Kamis, 14 Juni 2012

surga terdekat kita......... :)

“Eli sudah tidur?” Mamak bertanya.


“Sudah.” Wak Yati berbohong.

“Terimakasih sudah menjaganya hari ini, Kak.”
Intonasi suara Mamak terdengar serak,
”Sungguh terimakasih sudah mengurus putri sulungku.”

“Itu sudah menjadi tanggung jawabku.”

“Dia sudah makan malam, Kak?”

“Sudah, Nur. Semua baik-baik saja. Sudahlah! Kau bergegas masuk sana, selimuti anak gadis kau, dan segera pulang. Astaga, kalau sampai Eli menginap di rumahku selama setahun, jangan-jangan kau terus memaksakan memastikan dia sudah tidur malam selama itu pula.”


Di dalam kamar tubuhku bergetar menahan perasaan sesak yang tiba-tiba memenuhi dada. Langkah kaki Mamak terdengar melintasi lantai papan, mendorong pintu kamar. Dengan pemahaman baru yang tiba-tiba datang, dengan kesadaran baru yang seperti meteor, mataku tiba-tiba menjadi panas. Aku bergegas pura-pura tidur.
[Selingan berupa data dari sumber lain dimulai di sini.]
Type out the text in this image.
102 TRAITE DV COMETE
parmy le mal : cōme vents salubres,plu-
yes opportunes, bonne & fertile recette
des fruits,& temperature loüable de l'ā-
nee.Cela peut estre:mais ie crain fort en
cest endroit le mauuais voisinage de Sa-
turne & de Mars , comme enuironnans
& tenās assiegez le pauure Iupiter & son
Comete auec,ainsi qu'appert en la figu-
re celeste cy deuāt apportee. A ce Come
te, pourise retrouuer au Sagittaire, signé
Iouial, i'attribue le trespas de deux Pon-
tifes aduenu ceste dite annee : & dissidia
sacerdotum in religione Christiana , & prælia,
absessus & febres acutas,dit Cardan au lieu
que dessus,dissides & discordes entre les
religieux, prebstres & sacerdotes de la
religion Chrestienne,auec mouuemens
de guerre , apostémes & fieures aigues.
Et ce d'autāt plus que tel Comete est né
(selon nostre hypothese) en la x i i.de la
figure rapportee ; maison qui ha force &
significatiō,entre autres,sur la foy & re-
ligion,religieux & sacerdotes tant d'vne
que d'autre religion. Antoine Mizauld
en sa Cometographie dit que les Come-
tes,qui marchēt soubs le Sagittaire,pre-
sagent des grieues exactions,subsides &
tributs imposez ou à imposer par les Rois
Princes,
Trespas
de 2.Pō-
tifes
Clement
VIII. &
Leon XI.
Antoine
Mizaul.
Mamak masuk ke dalam kamar. Sejenak menatapku. Meraih selimut yang terjatuh di bawah dipan, lantas menyelimutiku. Mengelus pundakku lembut. Mencium dahiku.



Ya ALLAH! Aku tidak tahan lagi untuk tidak menangis. Apa yang telah aku lakukan? Aku telah menuduh Mamak benci padaku? Aku menduga Mamak tidak membutuhkanku lagi? Mamak mengusirku? Aku sungguh tidak pernah tahu, tiga malam terakhir, Mamak selalu datang ke rumah Wak Yati, memastikan aku telah tidur lelap sebelum Mamak kembali ke rumah, tidur. Aku tidak pernah tahu Mamak selalu bertanya pada Wak Yati apakah aku sudah makan, apakah aku baik-baik saja.



Mamak untuk terakhir kali merapikan selimut. Lantas berdiri.



Ya ALLAH! Apa yang telah kulakukan? Bukankah Bapak berkali-kali menjelaskan, aku anak sulung, harapan Mamak tertumpah padaku. Aku anak sulung, sudah seharusnya tanggung jawab mengurus Amelia, Burlian, dan Pukat. Sudah sepatutnya aku membantu mamak, meringankan bebannya. Beban orang yang selalu pertama sekaligus terakhir dalam banyak hal di rumah.



Mamak sudah melangkah keluar kamar.



Aku menjatuhkan selimut. Aku loncat dari atas dipan, lantas memeluk Mamak dari belakang erat sekali.



“Sungguh. Sungguh maafkan Eli, Mak. Aku menangis sesenggukan.

Malam itu aku tahu, kalimat hebat itu selalu benar. Jika kau tahu sedikit saja apa yang telah seorang Ibu lakukan untukmu, maka yang kau tahu itu sejatinya bahkan belum sepersepuluh dari pengorbanan, rasa cinta, serta rasa sayangnya pada kalian.